Why does template<float F> struct S{}; S<1.0> fail to compile despite 1.0 being implicitly convertible to float in normal expressions?

For non-type template parameters of floating-point type, the C++20 standard explicitly requires the template argument to have the exact same type as the parameter; standard floating-point promotions and conversions are not permitted ([temp.arg.nontype]/5). The literal 1.0 has type double, not float, so it cannot bind directly to float F. You must use the float suffix: S<1.0f>. This restriction exists because template mangling and type identity require unambiguous representation without conversion precision loss.
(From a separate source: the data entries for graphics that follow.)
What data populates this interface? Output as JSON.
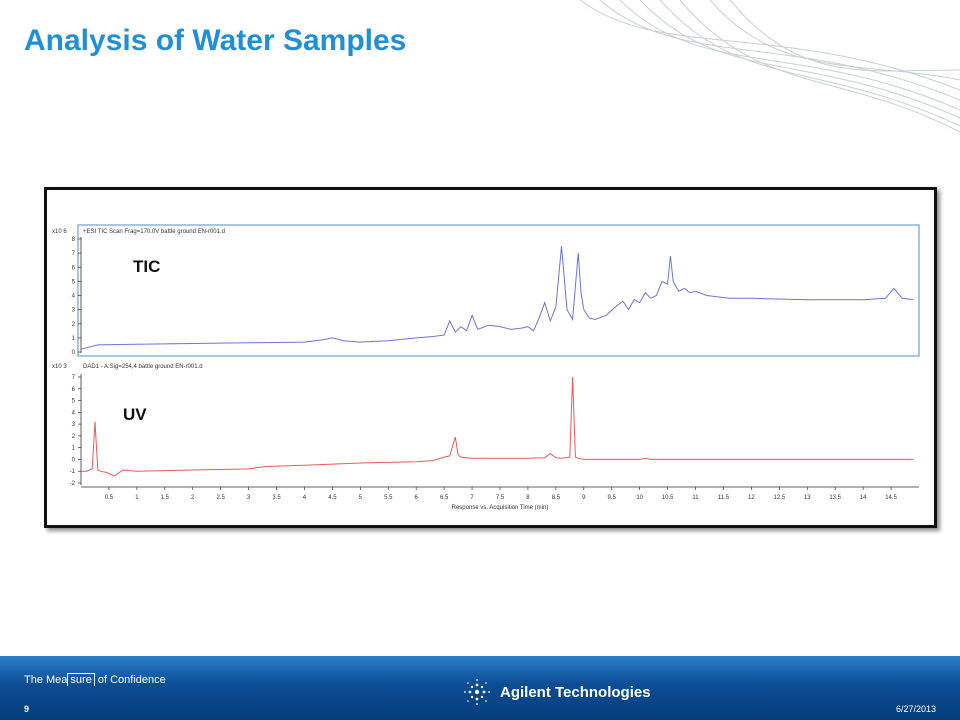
{
  "slide": {
    "title": "Analysis of Water Samples",
    "page_number": "9",
    "date": "6/27/2013",
    "tagline_prefix": "The Mea",
    "tagline_boxed": "sure",
    "tagline_suffix": " of Confidence",
    "brand": "Agilent Technologies"
  },
  "colors": {
    "title": "#1f8fd8",
    "footer": "#0b4d94",
    "tic_line": "#6b75d8",
    "uv_line": "#e85a5a",
    "tic_frame": "#6f9fd8"
  },
  "chart_data": [
    {
      "type": "line",
      "panel_label": "TIC",
      "trace_label": "+ESI TIC Scan Frag=170.0V battle ground EN-r001.d",
      "scale_label": "x10 6",
      "ylim": [
        0,
        8
      ],
      "yticks": [
        0,
        1,
        2,
        3,
        4,
        5,
        6,
        7,
        8
      ],
      "series": [
        {
          "x": [
            0.0,
            0.3,
            1.0,
            2.0,
            3.0,
            4.0,
            4.3,
            4.5,
            4.7,
            5.0,
            5.5,
            6.0,
            6.3,
            6.5,
            6.6,
            6.7,
            6.8,
            6.9,
            7.0,
            7.1,
            7.3,
            7.5,
            7.7,
            7.9,
            8.0,
            8.1,
            8.2,
            8.3,
            8.4,
            8.5,
            8.6,
            8.7,
            8.8,
            8.9,
            8.95,
            9.0,
            9.1,
            9.2,
            9.4,
            9.6,
            9.7,
            9.8,
            9.9,
            10.0,
            10.1,
            10.2,
            10.3,
            10.4,
            10.5,
            10.55,
            10.6,
            10.7,
            10.8,
            10.9,
            11.0,
            11.2,
            11.4,
            11.6,
            11.8,
            12.0,
            13.0,
            14.0,
            14.4,
            14.55,
            14.7,
            14.9
          ],
          "y": [
            0.2,
            0.5,
            0.55,
            0.6,
            0.65,
            0.7,
            0.85,
            1.0,
            0.8,
            0.7,
            0.8,
            1.0,
            1.1,
            1.2,
            2.2,
            1.4,
            1.8,
            1.5,
            2.6,
            1.6,
            1.9,
            1.8,
            1.6,
            1.7,
            1.8,
            1.5,
            2.4,
            3.5,
            2.2,
            3.2,
            7.5,
            3.0,
            2.3,
            7.0,
            4.2,
            3.0,
            2.4,
            2.3,
            2.6,
            3.3,
            3.6,
            3.0,
            3.7,
            3.5,
            4.2,
            3.8,
            4.0,
            5.0,
            4.8,
            6.8,
            5.0,
            4.3,
            4.5,
            4.2,
            4.3,
            4.0,
            3.9,
            3.8,
            3.8,
            3.8,
            3.7,
            3.7,
            3.8,
            4.5,
            3.8,
            3.7
          ]
        }
      ]
    },
    {
      "type": "line",
      "panel_label": "UV",
      "trace_label": "DAD1 - A:Sig=254,4 battle ground EN-r001.d",
      "scale_label": "x10 3",
      "ylim": [
        -2,
        7
      ],
      "yticks": [
        -2,
        -1,
        0,
        1,
        2,
        3,
        4,
        5,
        6,
        7
      ],
      "xlabel": "Response vs. Acquisition Time (min)",
      "xlim": [
        0,
        15
      ],
      "xticks": [
        "0.5",
        "1",
        "1.5",
        "2",
        "2.5",
        "3",
        "3.5",
        "4",
        "4.5",
        "5",
        "5.5",
        "6",
        "6.5",
        "7",
        "7.5",
        "8",
        "8.5",
        "9",
        "9.5",
        "10",
        "10.5",
        "11",
        "11.5",
        "12",
        "12.5",
        "13",
        "13.5",
        "14",
        "14.5"
      ],
      "series": [
        {
          "x": [
            0.0,
            0.1,
            0.2,
            0.25,
            0.3,
            0.35,
            0.45,
            0.6,
            0.75,
            1.0,
            2.0,
            3.0,
            3.3,
            4.0,
            5.0,
            6.0,
            6.3,
            6.5,
            6.6,
            6.7,
            6.75,
            6.8,
            6.9,
            7.0,
            7.5,
            8.0,
            8.3,
            8.4,
            8.5,
            8.6,
            8.75,
            8.8,
            8.85,
            8.9,
            9.0,
            10.0,
            10.1,
            10.2,
            11.0,
            12.0,
            13.0,
            14.0,
            14.9
          ],
          "y": [
            -1.0,
            -1.0,
            -0.8,
            3.2,
            -0.9,
            -1.0,
            -1.1,
            -1.4,
            -0.9,
            -1.0,
            -0.9,
            -0.8,
            -0.6,
            -0.5,
            -0.3,
            -0.2,
            -0.1,
            0.2,
            0.3,
            1.9,
            0.4,
            0.2,
            0.15,
            0.1,
            0.1,
            0.1,
            0.15,
            0.5,
            0.15,
            0.1,
            0.2,
            7.0,
            0.2,
            0.1,
            0.0,
            0.0,
            0.1,
            0.0,
            0.0,
            0.0,
            0.0,
            0.0,
            0.0
          ]
        }
      ]
    }
  ]
}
Beginners often miss this because function calls allow the conversion, but templates perform exact type matching before conversion rules are considered.

How do different quiet NaN (qNaN) payloads affect template instantiation when they all represent "not a number"?

IEEE 754 allows NaN values to carry payload bits (diagnostic information). Since C++20 template equivalence uses bitwise comparison, two NaNs with different payloads (e.g., std::numeric_limits<double>::quiet_NaN() versus the result of 0.0/0.0 on different hardware) are distinct template arguments. This can lead to code bloat if code paths instantiate templates for multiple NaN bit patterns, or to subtle ODR violations if different translation units observe different NaN representations for what the programmer assumed was a single specialization. Candidates frequently assume NaN is a singular value like nullptr, but it actually represents a range of bit patterns, each distinct in the template system.